TB: Very interesting. In the
haikai I brought today, Basho and his school
of poets start out with a haiku [a three
line Japanese syllabic poem with a sequence 5,7,5
syllables]; it's called a hokku because
it's a haiku that sets off the sequence. The
following tanka [a five line Japanese
syllabic poem with a sequence 5,7,5,7,7
syllables] picks up on the final two lines, and
the next poet writes another tanka, picking
up on the last lines of the previous one. So it's a
sort of interesting linked sequence, linking
different poets together, creating a long
meditation in a series---again, usually on a
seasonal sort of theme.

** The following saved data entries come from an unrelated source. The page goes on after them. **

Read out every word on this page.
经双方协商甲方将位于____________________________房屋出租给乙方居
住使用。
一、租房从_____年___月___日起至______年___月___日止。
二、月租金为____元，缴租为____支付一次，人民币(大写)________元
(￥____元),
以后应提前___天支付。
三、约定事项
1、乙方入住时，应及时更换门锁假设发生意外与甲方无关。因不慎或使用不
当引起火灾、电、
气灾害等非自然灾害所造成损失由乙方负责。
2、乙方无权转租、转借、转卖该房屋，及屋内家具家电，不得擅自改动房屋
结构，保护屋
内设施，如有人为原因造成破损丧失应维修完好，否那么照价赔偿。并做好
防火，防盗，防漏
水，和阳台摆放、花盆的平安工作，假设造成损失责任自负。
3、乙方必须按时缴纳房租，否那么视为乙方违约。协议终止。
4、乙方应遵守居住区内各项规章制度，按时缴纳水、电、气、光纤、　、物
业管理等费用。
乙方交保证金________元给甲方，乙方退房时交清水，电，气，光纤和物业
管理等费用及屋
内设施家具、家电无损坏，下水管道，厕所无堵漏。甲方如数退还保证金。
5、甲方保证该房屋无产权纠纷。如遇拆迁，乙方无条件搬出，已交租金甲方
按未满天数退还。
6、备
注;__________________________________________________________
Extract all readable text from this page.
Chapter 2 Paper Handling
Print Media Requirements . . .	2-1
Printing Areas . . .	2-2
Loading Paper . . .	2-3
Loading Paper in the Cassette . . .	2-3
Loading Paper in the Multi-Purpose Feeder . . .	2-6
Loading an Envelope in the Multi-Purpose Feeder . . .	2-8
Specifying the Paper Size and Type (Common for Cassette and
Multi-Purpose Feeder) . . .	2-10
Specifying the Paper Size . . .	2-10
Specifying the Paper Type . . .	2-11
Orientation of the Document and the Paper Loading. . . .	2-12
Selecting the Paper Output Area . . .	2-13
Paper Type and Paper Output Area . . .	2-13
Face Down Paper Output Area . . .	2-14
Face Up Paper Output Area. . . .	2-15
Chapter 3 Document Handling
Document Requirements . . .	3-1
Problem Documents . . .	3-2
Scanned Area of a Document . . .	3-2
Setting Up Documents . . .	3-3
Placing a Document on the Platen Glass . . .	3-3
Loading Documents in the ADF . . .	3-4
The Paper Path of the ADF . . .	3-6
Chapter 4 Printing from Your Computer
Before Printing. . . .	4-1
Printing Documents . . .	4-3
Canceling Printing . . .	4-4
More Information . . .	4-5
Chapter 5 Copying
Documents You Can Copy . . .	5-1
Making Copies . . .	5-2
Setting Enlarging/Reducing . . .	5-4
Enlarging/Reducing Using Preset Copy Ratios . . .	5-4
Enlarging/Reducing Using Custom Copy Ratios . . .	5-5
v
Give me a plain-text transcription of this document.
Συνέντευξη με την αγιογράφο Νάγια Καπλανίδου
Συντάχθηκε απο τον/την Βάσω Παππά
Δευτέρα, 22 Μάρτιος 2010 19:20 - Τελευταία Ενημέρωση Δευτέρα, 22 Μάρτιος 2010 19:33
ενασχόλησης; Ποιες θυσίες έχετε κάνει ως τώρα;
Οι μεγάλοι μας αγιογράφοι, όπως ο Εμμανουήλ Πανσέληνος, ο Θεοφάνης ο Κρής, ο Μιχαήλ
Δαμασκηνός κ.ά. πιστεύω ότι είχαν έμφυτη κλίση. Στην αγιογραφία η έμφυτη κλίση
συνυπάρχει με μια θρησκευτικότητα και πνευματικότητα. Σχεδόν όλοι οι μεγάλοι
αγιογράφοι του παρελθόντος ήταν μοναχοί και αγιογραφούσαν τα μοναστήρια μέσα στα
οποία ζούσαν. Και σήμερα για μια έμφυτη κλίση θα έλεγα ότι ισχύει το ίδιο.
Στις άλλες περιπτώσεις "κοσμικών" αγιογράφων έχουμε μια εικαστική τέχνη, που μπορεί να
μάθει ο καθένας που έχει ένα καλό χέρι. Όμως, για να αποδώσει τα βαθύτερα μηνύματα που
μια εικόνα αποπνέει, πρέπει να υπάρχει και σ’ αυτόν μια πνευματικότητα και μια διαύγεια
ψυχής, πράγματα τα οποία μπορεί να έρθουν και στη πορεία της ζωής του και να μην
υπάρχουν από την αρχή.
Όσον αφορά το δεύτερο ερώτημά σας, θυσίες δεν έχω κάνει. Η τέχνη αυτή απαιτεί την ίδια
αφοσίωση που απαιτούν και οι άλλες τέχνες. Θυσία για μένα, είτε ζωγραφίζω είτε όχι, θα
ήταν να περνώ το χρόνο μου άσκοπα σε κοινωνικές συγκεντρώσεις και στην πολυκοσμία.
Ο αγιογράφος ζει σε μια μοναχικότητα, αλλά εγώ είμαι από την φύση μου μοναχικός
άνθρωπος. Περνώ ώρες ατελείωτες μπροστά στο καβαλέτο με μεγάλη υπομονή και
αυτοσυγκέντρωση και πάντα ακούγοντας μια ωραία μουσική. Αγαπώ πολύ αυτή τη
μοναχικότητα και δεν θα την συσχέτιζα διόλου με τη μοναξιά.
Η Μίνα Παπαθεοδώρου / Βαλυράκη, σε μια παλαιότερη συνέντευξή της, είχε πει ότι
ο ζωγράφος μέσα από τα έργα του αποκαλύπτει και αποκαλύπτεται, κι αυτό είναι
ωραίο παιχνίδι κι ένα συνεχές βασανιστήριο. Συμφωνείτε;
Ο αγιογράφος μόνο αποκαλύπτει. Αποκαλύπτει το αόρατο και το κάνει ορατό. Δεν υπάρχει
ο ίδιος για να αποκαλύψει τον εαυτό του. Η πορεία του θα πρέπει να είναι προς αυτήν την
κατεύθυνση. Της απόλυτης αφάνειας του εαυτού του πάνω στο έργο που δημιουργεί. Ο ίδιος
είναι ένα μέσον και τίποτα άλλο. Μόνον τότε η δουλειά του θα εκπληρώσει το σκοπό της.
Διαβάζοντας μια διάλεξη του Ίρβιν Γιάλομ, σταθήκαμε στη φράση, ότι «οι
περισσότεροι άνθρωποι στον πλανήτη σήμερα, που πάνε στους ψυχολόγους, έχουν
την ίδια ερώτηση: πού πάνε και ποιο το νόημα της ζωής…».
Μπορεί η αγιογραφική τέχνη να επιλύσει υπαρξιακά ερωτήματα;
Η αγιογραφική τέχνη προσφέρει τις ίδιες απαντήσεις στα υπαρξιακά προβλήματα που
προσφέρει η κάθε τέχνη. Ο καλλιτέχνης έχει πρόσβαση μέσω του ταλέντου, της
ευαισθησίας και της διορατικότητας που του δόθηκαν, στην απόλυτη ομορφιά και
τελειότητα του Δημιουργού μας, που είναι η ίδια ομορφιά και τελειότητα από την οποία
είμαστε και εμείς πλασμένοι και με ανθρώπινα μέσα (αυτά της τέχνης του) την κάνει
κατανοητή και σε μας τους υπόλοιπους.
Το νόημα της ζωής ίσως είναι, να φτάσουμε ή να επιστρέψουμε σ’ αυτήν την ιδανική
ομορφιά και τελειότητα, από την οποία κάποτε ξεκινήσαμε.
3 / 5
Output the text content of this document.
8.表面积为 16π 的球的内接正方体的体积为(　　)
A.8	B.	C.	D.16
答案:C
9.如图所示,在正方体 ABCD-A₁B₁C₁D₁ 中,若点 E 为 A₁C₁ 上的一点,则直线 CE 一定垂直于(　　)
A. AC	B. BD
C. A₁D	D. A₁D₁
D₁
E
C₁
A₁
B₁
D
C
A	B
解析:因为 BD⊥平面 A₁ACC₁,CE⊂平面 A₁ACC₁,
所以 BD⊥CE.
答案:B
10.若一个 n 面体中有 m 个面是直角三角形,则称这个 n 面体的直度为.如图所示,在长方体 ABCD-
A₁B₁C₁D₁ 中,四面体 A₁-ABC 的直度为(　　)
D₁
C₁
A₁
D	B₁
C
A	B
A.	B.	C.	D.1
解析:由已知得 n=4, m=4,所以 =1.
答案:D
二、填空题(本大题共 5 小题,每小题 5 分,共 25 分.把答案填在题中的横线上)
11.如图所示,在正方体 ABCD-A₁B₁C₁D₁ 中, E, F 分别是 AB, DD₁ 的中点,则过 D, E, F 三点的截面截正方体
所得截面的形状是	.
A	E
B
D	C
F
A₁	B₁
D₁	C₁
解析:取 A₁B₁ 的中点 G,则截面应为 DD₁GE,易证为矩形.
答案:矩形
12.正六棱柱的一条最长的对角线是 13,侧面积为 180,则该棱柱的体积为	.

I wanted to talk about
that, how your new work uses this sort of linkage
from poem to poem, but even more about the
gameplaying, the rhetoric, the interest we have in
reading books like The Temple by George
Herbert or The Branch Will not Break by
James Wright, books that are symbolically or
structurally sequences, instead of anthologies of
fragments. What is the pleasure for you of writing
a sequence like that? What is the pleasure of
game?
RP: I think the idea of hooking
the ending of the poem to the beginning of the next
poem is another way of coming at the same question
that comes up in Shawn's saying the meaning is
pretty difficult there at the end of "What Why When
How Who." Motion and conductivity. How do you get
the quality of the gesture, which is to
change---you know, the body is the same placed here
as it is if it were there. And also consistency:
the dancer wants motion [makes a rising dance
gesture with his arm], but he also wants this
[indicates the top of the gesture] to have
some relation to this [indicates the bottom of
the gesture], where it starts out. The hooking
of poem to poem, I hope, will make them work as
glosses for each other. It's that simple. It gives
me the opportunity in one poem to do what I tried
to for the ending of "What Why When How Who" when I
was talking to you about it. I started using other
metaphors that aren't in the poem, and I elaborated
on the idea of even the concentration camps
generating works of art and works of the
imagination and jargons and images, because we're a
culture-making animal. Even in the most disgusting
and appalling and horrible of circumstances, you'll
start to create culture around that circumstance.
Well, as I envision the book, "What Why When How
Who" would be followed by a poem that might pick up
that art-deco rocket; it's a rocket with a sort of
helmeted head, like a caryatid on a thirties
building, a carved art deco-building, and I would
hope,of course, for that poem to add something, and
to provide a sort of gloss on what I was thinking
about those concentric rings of making---the
imaginative construction and
reconstruction---surrounding something as basic as
horniness. The Eagles song is basically about
people getting together to make love, and how some
songwriter wrote it; the Eagles sing it; this
mechanic working on the brake job on the car sings
it to himself; I hear him singing it, and I
actually think of that imagined woman and all the
imagining she's doing.
TB: It makes a lot of sense. In a way
that's the heart or structure of the imagination of
that poem. You would expand outward from poem to
poem, instead of from move to move within the
poem.
RP: Yes. And maybe civilize the
poem a little bit. Make it seem less raw and
challenging and less mean to the reader and a
little more relevant. You know, "let me start
again." "Let me pick up where I left off."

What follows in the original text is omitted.